According to the trade group's data, six of the 20 ethanol plants that had stopped production are in Nebraska, two in Indiana and two in Minnesota. Ten states have seen one plant affected. Cooper said the 20 plants employ roughly 1,000 workers combined, but it wasn't known how many have been laid off.
Valero Energy Corp., idled three plants last year — in North Linden, Ind., and Albion, Neb., in June, and in Bloomingburg, Ohio, in December. The company's Albion plant reopened last week.
Five plants ceased production in January alone: Abengoa plants in the Nebraska towns of York and Ravenna; a White Energy plant in Plainview, Texas; an Aemetis facility in Keyes, Calif.; and POET Biorefining's mid-Missouri plant in Macon.
In Nebraska, the latest plant to idle was the Ag Processing Inc. plant in Hastings. The remaining open ethanol plants are running at full capacity to keep up with demand, said Nebraska Ethanol Board administrator Todd Sneller.
Many of the state's idled plants are in operationally ready status and can go online when market conditions improve, he said. While ethanol capacity declined by about 12 percent by the fourth quarter of 2012, he's optimistic about 2013 production, expecting only a “modest reduction” from 2012.
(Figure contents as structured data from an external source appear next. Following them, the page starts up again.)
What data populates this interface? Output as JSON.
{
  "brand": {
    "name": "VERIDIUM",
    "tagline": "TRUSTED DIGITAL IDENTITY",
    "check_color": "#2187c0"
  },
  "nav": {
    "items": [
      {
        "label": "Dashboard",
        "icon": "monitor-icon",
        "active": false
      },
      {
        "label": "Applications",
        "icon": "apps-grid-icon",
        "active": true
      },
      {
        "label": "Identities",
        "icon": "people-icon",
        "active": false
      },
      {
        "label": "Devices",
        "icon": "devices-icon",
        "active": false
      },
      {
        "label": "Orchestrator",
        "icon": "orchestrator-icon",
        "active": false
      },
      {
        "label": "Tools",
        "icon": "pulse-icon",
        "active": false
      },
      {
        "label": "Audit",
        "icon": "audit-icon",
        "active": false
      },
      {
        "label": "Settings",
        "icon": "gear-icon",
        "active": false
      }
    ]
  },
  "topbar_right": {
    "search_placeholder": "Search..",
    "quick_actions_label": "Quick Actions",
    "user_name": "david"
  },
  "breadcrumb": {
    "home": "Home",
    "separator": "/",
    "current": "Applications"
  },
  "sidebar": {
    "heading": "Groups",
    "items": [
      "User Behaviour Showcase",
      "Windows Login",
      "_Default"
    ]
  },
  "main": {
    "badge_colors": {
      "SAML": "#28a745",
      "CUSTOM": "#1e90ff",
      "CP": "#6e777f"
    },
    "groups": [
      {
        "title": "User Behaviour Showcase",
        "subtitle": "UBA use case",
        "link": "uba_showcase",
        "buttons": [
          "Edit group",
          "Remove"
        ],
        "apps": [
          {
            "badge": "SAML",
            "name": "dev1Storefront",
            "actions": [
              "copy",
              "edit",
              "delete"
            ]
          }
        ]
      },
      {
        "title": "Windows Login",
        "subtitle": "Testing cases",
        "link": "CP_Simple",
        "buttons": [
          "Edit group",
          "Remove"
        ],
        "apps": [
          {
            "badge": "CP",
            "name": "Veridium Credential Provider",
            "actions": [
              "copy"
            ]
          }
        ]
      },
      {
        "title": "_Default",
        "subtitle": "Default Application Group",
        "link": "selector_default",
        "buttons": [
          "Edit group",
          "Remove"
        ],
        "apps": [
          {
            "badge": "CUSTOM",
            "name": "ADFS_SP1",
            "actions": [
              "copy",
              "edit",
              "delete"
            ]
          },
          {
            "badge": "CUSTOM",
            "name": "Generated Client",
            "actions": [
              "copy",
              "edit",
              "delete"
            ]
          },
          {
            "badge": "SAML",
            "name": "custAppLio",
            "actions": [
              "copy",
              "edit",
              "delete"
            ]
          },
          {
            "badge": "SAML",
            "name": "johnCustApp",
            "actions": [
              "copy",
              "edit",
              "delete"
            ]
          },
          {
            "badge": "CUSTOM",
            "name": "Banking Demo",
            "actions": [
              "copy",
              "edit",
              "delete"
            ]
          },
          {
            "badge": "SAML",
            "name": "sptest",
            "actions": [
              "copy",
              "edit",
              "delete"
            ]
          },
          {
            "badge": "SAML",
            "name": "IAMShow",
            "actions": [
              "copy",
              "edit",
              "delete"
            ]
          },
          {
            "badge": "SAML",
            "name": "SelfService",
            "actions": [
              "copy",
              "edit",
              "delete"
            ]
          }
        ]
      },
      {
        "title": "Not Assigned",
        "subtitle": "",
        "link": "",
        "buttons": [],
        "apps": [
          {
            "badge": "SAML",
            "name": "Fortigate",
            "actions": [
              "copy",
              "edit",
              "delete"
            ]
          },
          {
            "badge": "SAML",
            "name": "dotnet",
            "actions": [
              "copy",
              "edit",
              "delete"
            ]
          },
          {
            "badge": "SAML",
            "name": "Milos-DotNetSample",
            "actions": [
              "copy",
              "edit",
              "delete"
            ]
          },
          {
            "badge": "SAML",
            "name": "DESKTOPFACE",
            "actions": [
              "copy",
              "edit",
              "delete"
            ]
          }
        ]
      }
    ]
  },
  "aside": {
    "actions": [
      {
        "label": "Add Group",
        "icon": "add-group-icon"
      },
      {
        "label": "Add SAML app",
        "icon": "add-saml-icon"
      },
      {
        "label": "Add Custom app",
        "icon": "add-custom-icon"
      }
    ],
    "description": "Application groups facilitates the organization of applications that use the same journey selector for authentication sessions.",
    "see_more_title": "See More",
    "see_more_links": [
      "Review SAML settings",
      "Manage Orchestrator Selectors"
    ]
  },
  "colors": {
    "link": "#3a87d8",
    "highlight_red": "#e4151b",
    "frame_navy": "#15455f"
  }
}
None of Iowa's more than 40 ethanol plants have shut down or idled, but most have pulled back a little and some have pulled back substantially, said Monte Shaw, executive director of the trade group Iowa Renewable Fuels Association. While the drought affected the state, Iowa was fortunate to lose only about 20 percent of its corn yield compared with a typical year, he said.
“That still means 80 to 85 percent of the industry is running,” he said. “Iowa is known as the tall corn state for a reason.”
Still, Shaw said he wouldn't be surprised if an Iowa ethanol plant closes sometime in the next few months.
“I hope it doesn't happen,” he said, “but it's a historic drought. There's going to be consequences.”
The production stoppages are cutting into ethanol production. The 770,000 gallons per day produced in the last full week of January were the fewest since the U.S. Energy Information Administration began tracking weekly data in June 2010.
That's not much of an issue for consumers, at least for now, because there are plenty of stockpiles of ethanol. Purdue University agriculture economist Chris Hurt said the nation has more than 20 million barrels of ethanol in stock, slightly more than a year ago, largely because Americans are driving less and driving more fuel-efficient cars.
Cooper said, though, that stockpiles are expected to dwindle in the spring and summer as demand picks up and plants remain idled.
Brian Baalman farms near Menlo, Kan., and like many growers, he has a direct interest in ethanol. He is on the board of Western Plans Energy in Oakley, Kan., and has stock in seven ethanol plants.
Baalman typically grows 8,000 acres of corn each year. Last year's crop was about one-third of that. This year, he may plant only the one-third of his acreage where irrigation is available.
He said near-record prices for corn, driven up by the drought-fueled shortage, are making ethanol production costs too high.
“We are burning up all our excess cash just to stay running at a reduced rate to keep people working and keep the people there, keep the lights on, so to speak,” Baalman said. “It's very tough right now.
“A lot of these ethanol plants aren't going to make it.”
World-Herald staff writer Emily Nohr contributed to this report.